Nada perguntou. Colocou o paletó, limpou os óculos com a ponta da gravata e enfrentou a rua. Não a reconheceu. Às dez da manhã, era uma rua diferente. Era quase igual ao cartório — seu sorriso também podia fazê-la desaparecer —, só que a rua não tinha patrão.


Andou entre as pessoas, esperando-a. Quando entrou no parque, Ela lhe disse:


— Amor. — Ele a segurou com o olhar, porque a voz lhe chegou desde dentro e não do banco do parque, onde ele agora, quase surpreendido, olhava para Ela. Um segundo de desolação, porque Ela o cingiu com a totalidade do seu corpo e murmurou em seu ouvido. — Vamos, amor.


Em seu apartamento também tudo era diferente. Parecia domingo. Pareciam essas onze horas da manhã que ele tanto conhecia. Essas onze horas da manhã de domingo, quando ele, de regresso do território dos seus sonhos, entreabria os olhos e se descobria habitando esse corpo anônimo — esse soldado desconhecido da vida, abandonado até pelos seus próprios sonhos — e então fechava novamente os olhos para iniciar sua cotidiana coalescência, para começar a ser, para ter um nome e um endereço conhecidos, para respirar esse ar que se identificava com seus protestos e que incontáveis vezes exigiu dele um posicionamento diante do vazio da sua existência.
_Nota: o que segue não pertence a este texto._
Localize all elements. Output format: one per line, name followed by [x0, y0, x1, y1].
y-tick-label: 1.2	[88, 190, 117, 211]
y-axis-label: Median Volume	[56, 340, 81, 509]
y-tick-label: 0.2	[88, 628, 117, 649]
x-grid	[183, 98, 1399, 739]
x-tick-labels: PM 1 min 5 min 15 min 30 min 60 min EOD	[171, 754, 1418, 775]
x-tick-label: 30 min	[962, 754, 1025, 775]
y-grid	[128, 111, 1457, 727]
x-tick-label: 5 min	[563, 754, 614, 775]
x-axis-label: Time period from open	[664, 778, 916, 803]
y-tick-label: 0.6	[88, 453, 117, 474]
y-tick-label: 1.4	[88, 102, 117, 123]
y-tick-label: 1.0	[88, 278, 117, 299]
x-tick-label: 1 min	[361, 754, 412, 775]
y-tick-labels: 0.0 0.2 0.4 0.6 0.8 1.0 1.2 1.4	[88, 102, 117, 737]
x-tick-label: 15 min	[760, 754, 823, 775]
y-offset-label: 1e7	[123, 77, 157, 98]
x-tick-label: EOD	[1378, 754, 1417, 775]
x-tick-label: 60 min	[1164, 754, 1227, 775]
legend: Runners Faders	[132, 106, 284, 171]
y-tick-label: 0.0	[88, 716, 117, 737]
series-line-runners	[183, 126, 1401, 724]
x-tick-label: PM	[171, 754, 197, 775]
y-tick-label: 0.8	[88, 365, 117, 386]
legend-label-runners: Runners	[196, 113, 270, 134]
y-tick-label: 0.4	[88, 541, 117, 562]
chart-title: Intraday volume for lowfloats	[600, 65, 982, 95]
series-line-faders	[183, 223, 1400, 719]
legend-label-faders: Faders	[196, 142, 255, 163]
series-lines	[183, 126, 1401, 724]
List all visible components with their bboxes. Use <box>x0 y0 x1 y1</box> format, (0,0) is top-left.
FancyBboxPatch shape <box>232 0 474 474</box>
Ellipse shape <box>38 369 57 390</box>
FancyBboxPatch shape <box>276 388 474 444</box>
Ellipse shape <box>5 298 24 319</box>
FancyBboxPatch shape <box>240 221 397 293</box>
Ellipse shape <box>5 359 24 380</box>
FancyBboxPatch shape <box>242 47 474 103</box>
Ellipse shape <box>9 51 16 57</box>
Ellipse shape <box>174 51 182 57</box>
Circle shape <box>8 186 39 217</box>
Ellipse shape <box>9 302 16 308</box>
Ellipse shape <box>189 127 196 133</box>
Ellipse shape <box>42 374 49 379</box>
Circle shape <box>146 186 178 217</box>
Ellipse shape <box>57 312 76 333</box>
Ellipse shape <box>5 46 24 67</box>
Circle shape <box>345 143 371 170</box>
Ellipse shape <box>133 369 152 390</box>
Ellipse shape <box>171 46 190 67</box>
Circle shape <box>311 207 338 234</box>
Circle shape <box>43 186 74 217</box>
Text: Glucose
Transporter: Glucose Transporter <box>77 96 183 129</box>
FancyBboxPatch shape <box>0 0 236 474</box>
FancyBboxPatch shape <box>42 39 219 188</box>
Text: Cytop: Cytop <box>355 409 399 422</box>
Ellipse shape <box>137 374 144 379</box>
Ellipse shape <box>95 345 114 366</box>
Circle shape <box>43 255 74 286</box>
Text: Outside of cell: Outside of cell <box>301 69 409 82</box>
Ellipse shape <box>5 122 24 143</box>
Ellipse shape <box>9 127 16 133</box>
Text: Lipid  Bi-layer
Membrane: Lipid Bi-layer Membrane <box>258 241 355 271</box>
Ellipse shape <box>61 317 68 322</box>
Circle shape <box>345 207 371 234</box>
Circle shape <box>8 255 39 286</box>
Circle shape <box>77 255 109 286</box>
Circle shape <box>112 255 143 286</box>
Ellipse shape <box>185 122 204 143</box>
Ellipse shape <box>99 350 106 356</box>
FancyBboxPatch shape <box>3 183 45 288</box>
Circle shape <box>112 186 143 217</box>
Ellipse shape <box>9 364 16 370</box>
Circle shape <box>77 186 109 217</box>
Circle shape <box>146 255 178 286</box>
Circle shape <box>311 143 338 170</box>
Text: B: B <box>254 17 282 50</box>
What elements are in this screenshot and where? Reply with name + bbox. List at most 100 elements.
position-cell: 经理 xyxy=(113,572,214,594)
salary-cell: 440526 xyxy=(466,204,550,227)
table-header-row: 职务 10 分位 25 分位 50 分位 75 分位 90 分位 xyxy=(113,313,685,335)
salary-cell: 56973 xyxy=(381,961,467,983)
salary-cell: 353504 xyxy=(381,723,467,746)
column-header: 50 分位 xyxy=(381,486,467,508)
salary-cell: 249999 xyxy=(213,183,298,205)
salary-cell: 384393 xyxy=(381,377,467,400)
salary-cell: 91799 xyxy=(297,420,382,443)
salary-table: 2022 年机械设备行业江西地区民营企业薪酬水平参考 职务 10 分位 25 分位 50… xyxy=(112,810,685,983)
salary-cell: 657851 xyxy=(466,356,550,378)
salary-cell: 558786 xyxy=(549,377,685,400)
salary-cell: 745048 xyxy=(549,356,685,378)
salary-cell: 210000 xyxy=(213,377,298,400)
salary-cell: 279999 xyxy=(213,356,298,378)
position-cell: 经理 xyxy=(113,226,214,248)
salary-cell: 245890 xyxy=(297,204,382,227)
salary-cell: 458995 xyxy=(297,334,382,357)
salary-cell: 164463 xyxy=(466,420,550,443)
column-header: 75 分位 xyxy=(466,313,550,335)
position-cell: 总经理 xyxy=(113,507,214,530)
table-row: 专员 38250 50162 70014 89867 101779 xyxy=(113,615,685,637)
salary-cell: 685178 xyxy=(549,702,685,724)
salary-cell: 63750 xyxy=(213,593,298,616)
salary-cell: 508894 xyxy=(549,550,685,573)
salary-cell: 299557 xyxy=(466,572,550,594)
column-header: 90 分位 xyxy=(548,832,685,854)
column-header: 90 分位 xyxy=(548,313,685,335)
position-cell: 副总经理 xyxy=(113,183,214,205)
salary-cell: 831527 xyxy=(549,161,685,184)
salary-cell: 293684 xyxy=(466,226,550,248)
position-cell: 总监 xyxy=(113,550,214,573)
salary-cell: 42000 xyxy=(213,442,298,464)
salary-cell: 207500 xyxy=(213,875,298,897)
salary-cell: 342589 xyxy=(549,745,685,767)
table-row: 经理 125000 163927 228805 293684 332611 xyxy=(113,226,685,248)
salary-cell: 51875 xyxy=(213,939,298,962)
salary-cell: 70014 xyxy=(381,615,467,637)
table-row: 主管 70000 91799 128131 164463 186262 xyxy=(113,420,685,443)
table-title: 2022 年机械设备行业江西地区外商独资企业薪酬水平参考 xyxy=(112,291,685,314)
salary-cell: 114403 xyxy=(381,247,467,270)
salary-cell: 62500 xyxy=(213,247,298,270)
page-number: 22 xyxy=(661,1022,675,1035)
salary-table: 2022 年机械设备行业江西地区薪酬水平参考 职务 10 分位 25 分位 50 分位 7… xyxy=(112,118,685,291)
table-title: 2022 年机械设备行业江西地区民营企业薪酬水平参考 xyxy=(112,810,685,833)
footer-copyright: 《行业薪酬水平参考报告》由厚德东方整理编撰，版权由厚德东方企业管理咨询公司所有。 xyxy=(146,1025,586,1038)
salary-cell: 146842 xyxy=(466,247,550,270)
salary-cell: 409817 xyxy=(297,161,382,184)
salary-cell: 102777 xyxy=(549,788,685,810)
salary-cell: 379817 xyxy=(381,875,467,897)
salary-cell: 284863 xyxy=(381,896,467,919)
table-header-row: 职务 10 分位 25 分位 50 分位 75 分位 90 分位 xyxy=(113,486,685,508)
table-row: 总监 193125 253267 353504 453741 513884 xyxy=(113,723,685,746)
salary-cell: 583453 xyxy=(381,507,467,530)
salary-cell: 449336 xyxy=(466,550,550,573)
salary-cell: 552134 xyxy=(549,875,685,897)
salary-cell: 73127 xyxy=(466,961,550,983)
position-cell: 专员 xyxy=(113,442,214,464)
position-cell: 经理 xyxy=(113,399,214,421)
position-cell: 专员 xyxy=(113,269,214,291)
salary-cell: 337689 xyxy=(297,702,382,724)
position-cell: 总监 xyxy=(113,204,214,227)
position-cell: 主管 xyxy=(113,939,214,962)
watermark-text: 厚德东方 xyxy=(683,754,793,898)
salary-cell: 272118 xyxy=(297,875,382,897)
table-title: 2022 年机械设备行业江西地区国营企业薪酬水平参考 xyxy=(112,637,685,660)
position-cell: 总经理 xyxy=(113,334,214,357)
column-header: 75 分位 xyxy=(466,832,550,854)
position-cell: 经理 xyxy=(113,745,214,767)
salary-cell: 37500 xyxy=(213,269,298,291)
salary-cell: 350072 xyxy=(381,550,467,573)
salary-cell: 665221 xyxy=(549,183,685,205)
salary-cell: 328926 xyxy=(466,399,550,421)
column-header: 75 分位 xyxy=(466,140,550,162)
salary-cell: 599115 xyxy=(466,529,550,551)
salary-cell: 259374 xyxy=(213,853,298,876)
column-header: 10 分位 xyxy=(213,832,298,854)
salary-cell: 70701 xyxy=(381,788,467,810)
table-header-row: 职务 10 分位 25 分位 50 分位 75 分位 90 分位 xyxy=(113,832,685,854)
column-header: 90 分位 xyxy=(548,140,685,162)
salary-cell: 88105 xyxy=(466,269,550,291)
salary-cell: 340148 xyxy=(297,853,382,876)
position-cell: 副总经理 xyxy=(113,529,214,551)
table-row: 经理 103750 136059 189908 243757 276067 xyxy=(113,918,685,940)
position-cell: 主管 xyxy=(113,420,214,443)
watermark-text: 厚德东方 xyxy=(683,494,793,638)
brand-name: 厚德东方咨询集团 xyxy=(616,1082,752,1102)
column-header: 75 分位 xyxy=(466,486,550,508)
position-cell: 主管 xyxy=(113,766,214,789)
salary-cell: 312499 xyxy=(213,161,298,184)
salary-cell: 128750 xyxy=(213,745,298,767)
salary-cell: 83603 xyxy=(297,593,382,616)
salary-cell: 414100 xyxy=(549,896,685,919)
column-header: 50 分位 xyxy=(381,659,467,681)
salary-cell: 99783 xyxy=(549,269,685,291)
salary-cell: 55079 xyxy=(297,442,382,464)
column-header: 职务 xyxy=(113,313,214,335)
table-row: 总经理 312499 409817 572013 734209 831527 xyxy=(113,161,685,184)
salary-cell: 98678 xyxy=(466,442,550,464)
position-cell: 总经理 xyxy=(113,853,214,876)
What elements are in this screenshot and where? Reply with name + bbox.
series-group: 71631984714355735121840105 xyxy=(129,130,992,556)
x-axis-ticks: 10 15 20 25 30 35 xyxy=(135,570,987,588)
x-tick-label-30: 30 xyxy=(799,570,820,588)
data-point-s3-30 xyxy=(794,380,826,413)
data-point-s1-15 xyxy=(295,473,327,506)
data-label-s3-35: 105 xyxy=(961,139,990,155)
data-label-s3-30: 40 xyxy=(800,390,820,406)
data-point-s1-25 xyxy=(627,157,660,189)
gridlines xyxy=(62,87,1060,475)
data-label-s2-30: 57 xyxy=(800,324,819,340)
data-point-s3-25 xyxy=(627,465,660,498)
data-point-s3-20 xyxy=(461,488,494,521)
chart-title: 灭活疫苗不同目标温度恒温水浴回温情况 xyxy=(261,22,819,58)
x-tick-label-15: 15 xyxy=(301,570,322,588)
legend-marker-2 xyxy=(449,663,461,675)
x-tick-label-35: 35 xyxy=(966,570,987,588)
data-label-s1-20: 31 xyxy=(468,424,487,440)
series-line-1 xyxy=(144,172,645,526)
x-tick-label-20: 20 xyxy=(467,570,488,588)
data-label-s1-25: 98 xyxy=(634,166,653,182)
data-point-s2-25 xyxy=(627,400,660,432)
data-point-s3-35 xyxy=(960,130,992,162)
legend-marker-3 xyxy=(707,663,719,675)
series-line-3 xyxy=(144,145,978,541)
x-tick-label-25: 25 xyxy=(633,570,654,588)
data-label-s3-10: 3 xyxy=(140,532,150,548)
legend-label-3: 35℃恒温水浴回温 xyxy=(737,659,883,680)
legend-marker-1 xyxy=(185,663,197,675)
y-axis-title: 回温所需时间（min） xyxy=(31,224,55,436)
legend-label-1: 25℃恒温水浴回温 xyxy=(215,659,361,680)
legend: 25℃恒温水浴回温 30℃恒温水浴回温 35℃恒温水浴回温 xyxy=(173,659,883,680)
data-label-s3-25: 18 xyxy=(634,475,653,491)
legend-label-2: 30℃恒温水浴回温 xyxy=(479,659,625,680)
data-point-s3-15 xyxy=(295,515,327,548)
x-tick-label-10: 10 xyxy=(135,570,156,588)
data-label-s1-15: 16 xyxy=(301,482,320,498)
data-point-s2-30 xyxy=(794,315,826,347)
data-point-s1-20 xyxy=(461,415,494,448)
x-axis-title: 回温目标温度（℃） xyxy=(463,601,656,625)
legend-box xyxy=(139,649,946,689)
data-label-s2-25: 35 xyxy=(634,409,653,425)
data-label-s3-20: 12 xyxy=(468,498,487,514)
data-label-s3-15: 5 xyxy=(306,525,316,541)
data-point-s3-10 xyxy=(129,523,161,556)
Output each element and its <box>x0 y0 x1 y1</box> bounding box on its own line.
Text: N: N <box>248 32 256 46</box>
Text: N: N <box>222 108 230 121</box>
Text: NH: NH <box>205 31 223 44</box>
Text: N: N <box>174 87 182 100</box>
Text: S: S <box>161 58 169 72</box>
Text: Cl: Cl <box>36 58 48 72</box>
Mas agora, mesmo junto a Ela, sentiu essa exigência, como se as onze horas da manhã fossem mais importantes do que a presença d'Ela, como se a vida d'Ela dependesse mais do tempo do que do espaço. E foi seu sorriso — sem ar, sem gesto — o caminho que sua coragem encontrou para dizer-lhe:


— Fique comigo para sempre, amor!


Ela olhava para ele desde as mais insuspeitáveis lembranças — apagadas lembranças de turvas noites solitárias —, enquanto desabotoava a blusa com um gesto que era face escondida do pudor. Depois foi até a janela e, liberada do gesto, despiu-se e deixou que o vento levasse suas roupas.


Ele a viu nua contra a luz, aproximando-se, balançando os quadris com uma cadência que ele percebeu ser inexistente, de tal maneira respondia com exatidão à sua expectativa. E seus seios e suas coxas e seu ventre se multiplicaram, e suas axilas e seu sexo se fundiram com seu sorriso crescendo por todos os cantos. E ele, reconhecendo-a em suas mais profundas origens, chegou a saber que Ela não existia e foi certamente por isso mesmo que ele se abandonou definitivamente a Ela.